Le sculpteur avait trouvé le moyen de représenter un cri,
de renouveler l’exploit de La Marseillaise appelant aux
armes au flanc de l’arc de Triomphe, de faire voir ce qui
ne se peut voir, en demandant au bronze et à la pierre de
suggérer le son de la voix humaine. Oui, c’était beau, mais
Rude avait eu tort de s’incliner. Il aurait dû expliquer son
projet, faire partager son intuition et ne pas lâcher. Les
ayants droit auraient fini par comprendre la grandeur de
ce qui était né de son imagination, de ce que ses mains
s’impatientaient d’accomplir.
Rodin devinait l’intention initiale de Rude : décupler
l’émotion en représentant le soldat dans la tenue bour-
geoise portée du début du procès jusqu’au supplice. On
aurait contemplé le héros livré à l’angoisse, s’efforçant de
la contenir, méditant sur son destin et n’y voyant goutte,
oppressé, déterminé à cacher sa détresse et, le visage fermé,
tendu, toute sa volonté rassemblée sur la dernière chose
qui lui appartenait : finir.

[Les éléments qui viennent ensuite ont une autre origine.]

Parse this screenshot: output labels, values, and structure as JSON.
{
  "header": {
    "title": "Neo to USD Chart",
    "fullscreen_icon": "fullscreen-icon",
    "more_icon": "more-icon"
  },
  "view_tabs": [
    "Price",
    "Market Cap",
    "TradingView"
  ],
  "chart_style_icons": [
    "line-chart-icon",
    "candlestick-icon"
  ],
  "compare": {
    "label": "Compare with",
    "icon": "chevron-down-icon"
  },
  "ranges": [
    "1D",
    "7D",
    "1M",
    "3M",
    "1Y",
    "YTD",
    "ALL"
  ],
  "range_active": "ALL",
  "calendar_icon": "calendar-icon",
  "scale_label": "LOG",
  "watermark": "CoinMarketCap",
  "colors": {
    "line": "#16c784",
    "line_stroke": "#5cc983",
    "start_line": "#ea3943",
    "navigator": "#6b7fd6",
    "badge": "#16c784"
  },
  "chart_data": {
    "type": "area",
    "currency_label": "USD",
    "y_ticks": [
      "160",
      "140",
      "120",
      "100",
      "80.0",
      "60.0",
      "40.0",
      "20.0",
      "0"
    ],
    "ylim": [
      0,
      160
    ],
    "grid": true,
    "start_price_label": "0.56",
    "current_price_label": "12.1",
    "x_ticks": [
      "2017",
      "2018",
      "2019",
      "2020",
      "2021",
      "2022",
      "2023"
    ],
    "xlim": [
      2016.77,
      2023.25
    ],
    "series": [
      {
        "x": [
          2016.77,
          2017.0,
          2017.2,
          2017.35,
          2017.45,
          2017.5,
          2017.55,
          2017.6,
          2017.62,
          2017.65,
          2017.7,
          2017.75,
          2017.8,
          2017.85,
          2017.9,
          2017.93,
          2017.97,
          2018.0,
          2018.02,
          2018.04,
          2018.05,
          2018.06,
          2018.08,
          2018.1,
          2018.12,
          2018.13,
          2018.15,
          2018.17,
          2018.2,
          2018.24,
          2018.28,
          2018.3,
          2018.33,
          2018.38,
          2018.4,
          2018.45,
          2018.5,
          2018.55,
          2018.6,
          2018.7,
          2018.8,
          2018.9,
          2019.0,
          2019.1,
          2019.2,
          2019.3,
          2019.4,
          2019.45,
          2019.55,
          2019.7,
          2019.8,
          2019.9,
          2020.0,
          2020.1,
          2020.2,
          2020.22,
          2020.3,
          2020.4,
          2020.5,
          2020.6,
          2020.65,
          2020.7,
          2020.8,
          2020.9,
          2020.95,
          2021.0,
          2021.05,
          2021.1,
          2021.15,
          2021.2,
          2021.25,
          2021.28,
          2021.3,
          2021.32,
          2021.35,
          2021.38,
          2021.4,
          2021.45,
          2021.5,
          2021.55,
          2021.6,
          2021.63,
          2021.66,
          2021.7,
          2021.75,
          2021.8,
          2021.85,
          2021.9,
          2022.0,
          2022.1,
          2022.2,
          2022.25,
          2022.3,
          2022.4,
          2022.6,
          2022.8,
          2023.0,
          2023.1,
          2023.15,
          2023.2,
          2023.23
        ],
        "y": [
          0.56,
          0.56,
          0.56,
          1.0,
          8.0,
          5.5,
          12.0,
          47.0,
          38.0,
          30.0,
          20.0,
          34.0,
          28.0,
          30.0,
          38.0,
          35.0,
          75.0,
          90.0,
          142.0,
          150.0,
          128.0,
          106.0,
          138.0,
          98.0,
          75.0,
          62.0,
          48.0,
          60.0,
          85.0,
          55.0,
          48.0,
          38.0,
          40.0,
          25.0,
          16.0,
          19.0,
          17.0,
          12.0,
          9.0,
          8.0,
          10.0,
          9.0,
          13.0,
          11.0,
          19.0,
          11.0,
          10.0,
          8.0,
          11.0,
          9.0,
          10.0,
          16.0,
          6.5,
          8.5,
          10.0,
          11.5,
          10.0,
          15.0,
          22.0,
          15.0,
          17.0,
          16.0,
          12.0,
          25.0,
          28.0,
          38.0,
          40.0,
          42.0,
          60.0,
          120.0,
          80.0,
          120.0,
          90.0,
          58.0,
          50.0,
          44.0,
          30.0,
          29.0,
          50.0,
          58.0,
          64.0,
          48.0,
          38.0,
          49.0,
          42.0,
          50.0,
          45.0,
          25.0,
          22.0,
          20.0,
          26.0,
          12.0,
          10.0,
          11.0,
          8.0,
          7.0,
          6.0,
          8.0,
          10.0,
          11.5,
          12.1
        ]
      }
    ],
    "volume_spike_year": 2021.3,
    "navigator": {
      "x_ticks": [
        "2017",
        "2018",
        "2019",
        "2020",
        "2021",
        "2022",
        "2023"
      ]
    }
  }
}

On rapportait qu’il avait dit aux
vétérans composant le peloton d’exécution : « Visez juste ! »
Derniers mots du maréchal d’Empire, duc d’Elchingen,
prince de la Moskowa. Il n’avait tiré de son imagination
glacée par l’imminence de la mort que l’instruction répé-
tée des milliers de fois depuis qu’il avait été promu sergent
dans les armées du roi, « Visez juste ! ».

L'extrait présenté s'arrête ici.